Ideal scheme selection of an integrated conventional and renewable energy system combining multi-objective optimization and matching performance analysis

Abstract

Integrating advanced renewable energy into traditional energy systems could be quite beneficial for reducing emissions of greenhouse gases. A solar and geothermal energy assisted integrated energy system (IES) is proposed employing a gas turbine, absorption and ground heat pump cycles, and electric and thermal storage units. The multi-objective optimization approach considering the energy, environmental and economic performance is employed to optimize the system using genetic algorithm (NSGA- II) in MATLAB software. The operating strategies of the IES are considered by introducing four operational modes based on following the thermal or electric loads modes (FTL/FEL) and prioritizing the use of non-grid electricity. The coupled weighted thermal and electric matching performance of the hybrid energy system is chosen as the decision-making parameter for finding the ideal system solution from the Pareto frontiers.
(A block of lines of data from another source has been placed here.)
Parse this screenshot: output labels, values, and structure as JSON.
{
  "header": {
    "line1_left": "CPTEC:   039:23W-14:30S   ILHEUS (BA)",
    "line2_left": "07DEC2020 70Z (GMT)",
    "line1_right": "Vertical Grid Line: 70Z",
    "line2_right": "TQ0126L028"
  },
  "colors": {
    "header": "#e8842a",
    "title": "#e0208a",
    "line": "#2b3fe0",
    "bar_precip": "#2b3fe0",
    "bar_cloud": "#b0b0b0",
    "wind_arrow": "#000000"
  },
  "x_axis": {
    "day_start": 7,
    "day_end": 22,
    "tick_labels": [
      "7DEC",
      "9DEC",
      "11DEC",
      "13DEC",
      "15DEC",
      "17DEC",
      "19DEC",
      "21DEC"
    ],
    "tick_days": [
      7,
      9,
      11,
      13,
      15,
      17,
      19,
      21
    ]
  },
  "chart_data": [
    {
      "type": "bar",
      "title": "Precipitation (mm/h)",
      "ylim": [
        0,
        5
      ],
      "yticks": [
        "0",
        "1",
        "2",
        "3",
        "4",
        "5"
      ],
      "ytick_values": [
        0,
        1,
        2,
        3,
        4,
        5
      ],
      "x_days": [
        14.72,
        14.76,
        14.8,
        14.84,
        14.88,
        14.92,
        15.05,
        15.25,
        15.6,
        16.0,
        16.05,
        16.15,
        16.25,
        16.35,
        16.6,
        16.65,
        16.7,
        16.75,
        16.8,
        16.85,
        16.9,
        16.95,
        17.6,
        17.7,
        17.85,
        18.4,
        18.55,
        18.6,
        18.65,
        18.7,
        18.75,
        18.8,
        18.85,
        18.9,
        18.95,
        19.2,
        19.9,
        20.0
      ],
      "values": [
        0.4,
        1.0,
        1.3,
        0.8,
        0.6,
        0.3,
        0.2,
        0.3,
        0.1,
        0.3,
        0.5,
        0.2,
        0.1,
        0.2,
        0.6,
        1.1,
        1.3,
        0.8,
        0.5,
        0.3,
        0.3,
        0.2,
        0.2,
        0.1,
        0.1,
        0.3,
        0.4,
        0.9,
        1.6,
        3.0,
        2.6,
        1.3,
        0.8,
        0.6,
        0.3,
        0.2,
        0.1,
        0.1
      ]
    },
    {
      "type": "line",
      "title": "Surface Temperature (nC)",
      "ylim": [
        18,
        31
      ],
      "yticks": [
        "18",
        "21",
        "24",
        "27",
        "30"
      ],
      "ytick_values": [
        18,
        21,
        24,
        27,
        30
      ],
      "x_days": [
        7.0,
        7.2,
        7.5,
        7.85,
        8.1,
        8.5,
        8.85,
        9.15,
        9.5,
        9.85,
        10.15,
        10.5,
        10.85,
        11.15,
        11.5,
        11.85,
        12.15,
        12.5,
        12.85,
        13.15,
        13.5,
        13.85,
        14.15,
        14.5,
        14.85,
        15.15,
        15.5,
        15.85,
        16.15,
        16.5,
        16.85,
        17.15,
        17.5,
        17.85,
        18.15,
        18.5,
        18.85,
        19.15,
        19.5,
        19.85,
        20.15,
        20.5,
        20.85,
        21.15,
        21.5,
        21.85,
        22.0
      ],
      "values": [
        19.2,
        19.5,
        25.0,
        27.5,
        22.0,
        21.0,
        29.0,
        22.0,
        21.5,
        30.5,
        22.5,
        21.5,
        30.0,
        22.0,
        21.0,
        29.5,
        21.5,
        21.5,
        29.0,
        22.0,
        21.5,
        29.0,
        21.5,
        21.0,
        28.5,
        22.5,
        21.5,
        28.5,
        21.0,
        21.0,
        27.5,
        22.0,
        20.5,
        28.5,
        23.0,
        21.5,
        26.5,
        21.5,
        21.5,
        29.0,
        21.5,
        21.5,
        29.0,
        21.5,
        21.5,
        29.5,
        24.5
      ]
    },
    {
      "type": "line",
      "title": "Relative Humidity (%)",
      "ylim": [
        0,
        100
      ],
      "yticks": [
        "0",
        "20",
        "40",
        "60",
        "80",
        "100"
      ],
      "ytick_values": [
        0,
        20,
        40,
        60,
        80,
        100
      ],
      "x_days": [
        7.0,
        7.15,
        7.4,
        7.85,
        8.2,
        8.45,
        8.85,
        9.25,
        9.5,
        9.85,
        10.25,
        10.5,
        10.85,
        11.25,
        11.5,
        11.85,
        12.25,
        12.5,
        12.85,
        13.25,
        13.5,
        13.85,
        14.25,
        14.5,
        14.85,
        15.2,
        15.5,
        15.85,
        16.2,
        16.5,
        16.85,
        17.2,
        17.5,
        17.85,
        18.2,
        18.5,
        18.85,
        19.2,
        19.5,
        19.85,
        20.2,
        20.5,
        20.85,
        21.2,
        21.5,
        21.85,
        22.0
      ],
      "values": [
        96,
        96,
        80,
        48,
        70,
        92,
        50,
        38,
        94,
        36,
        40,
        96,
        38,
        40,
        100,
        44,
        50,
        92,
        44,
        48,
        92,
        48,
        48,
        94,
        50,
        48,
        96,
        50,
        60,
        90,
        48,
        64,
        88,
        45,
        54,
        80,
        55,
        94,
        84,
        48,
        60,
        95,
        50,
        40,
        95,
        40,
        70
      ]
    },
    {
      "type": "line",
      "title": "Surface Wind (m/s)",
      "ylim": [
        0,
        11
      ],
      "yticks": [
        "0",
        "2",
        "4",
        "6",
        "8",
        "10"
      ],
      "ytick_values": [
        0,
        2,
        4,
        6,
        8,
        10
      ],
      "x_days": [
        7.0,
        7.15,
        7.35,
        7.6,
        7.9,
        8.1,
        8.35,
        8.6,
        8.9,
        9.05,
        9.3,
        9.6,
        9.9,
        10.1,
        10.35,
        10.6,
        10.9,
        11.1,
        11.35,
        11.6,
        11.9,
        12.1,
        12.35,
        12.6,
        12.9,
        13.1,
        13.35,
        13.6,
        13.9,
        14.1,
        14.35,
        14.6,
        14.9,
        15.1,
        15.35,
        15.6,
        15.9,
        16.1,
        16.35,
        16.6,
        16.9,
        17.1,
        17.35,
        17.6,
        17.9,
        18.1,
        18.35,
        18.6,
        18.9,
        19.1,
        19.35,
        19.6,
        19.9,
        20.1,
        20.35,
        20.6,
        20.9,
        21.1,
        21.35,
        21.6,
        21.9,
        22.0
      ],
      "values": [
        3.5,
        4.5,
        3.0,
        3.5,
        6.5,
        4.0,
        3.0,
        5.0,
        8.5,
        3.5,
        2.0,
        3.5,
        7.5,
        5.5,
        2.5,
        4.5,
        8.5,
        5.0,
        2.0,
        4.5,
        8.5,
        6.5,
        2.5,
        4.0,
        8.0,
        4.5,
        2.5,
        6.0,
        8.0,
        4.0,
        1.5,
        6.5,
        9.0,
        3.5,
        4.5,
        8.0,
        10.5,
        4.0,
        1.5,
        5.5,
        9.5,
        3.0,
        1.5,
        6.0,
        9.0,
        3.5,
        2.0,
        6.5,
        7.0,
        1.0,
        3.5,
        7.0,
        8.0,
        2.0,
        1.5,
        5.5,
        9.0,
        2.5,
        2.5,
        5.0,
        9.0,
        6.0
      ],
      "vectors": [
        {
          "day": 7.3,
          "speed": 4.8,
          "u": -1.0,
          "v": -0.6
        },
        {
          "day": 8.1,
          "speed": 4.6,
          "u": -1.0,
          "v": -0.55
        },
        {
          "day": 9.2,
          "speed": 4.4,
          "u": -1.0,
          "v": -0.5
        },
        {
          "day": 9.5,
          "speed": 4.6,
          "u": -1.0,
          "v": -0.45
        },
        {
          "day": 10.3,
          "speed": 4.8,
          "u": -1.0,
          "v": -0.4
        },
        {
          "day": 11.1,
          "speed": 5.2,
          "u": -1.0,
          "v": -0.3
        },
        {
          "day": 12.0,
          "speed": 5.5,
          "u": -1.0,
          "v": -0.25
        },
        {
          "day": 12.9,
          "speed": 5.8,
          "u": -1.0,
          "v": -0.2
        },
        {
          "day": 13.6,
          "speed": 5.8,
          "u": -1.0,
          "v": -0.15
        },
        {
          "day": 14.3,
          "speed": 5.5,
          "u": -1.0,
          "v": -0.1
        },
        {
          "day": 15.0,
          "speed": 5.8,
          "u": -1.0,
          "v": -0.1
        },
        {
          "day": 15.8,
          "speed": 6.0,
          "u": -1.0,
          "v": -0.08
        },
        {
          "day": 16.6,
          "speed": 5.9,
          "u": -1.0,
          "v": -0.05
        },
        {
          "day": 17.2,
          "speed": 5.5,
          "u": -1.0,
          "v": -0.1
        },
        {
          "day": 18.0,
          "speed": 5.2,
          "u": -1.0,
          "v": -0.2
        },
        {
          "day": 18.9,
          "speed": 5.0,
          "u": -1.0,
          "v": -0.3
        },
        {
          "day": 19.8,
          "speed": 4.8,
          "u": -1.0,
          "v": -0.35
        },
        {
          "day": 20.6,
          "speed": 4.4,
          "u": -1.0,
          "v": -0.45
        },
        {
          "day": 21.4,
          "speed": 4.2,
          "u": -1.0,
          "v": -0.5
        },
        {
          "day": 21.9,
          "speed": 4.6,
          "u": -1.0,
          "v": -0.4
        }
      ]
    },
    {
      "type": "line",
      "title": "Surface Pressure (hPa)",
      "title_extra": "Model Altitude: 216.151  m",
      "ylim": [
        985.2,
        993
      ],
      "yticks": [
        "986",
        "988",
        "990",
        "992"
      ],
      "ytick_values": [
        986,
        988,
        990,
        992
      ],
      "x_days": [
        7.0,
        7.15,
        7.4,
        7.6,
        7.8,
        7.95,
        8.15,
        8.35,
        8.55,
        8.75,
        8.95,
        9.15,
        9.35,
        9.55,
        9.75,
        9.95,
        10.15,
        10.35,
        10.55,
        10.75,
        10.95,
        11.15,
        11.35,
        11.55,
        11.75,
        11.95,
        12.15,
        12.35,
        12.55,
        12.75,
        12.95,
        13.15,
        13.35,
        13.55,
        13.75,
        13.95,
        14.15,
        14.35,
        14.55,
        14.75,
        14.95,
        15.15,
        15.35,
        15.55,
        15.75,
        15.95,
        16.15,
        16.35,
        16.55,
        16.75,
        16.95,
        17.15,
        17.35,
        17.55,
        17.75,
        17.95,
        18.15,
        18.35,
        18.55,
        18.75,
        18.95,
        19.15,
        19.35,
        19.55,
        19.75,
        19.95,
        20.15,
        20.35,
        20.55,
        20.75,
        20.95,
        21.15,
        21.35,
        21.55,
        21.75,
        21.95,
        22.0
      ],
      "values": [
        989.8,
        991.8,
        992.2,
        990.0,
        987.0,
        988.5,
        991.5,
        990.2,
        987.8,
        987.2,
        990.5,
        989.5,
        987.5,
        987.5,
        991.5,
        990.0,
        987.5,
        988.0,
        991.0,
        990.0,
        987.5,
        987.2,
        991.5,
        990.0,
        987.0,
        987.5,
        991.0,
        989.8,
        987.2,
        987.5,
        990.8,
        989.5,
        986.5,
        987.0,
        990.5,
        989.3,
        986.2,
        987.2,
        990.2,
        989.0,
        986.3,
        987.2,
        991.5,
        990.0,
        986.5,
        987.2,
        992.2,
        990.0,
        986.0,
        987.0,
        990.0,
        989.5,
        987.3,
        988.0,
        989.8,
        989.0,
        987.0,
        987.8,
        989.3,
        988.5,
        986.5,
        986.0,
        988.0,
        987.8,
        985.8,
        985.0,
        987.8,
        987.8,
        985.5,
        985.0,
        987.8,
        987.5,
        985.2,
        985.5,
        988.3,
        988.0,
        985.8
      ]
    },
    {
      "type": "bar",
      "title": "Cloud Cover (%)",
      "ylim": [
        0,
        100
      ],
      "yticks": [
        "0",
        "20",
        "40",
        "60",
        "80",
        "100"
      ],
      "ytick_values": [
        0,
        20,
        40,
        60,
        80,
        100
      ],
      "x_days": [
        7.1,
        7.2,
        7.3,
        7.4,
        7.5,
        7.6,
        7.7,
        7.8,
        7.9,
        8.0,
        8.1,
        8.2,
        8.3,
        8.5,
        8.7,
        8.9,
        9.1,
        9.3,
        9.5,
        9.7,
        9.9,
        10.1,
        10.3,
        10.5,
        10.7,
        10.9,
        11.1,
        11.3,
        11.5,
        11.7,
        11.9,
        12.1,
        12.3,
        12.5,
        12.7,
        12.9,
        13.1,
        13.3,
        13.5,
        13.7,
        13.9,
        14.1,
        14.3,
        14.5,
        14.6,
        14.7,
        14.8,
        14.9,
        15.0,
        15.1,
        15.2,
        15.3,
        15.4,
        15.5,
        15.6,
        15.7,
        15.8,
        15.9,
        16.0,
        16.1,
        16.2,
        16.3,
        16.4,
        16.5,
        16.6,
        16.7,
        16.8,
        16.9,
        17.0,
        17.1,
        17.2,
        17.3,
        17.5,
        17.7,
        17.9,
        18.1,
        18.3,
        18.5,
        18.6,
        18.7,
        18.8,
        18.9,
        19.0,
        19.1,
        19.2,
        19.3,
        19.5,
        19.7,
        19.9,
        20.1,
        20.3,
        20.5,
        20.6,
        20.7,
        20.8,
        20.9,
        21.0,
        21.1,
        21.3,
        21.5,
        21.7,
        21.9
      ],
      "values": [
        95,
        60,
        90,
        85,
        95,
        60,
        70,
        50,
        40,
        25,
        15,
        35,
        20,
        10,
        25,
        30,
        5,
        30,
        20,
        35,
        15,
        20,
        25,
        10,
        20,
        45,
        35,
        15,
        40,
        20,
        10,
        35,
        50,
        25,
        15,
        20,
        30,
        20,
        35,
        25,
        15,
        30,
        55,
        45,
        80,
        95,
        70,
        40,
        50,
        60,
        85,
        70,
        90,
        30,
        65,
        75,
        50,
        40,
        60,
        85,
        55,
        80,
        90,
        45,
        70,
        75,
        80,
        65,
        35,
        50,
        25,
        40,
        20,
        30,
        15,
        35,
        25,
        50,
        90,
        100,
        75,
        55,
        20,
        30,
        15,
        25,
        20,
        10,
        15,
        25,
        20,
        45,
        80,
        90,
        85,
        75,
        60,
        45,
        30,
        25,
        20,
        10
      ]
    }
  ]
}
The results demonstrate that the FEL mode obtains a better coupled matching performance than the FTL mode, but the goodness of the matching is also influenced by the weighting method employed. The best performance improvements obtained over a traditional system is 36.4% for the economic benefits, and the highest energy and environmental benefits found are 47.9% and 60.7%, respectively. The best coupled matching performance found is 90.6% with a thermal and electric matching of 68.7% and 89.1%, which corresponds to an ideal performance with benefits of 35.3% for energy, 51.2% for emissions, 36.3% for costs, respectively. The carbon tax has a major impact on the economic performance of the solutions and could improve the cost saving ratio up to 38.3% when using a higher CO2 tax.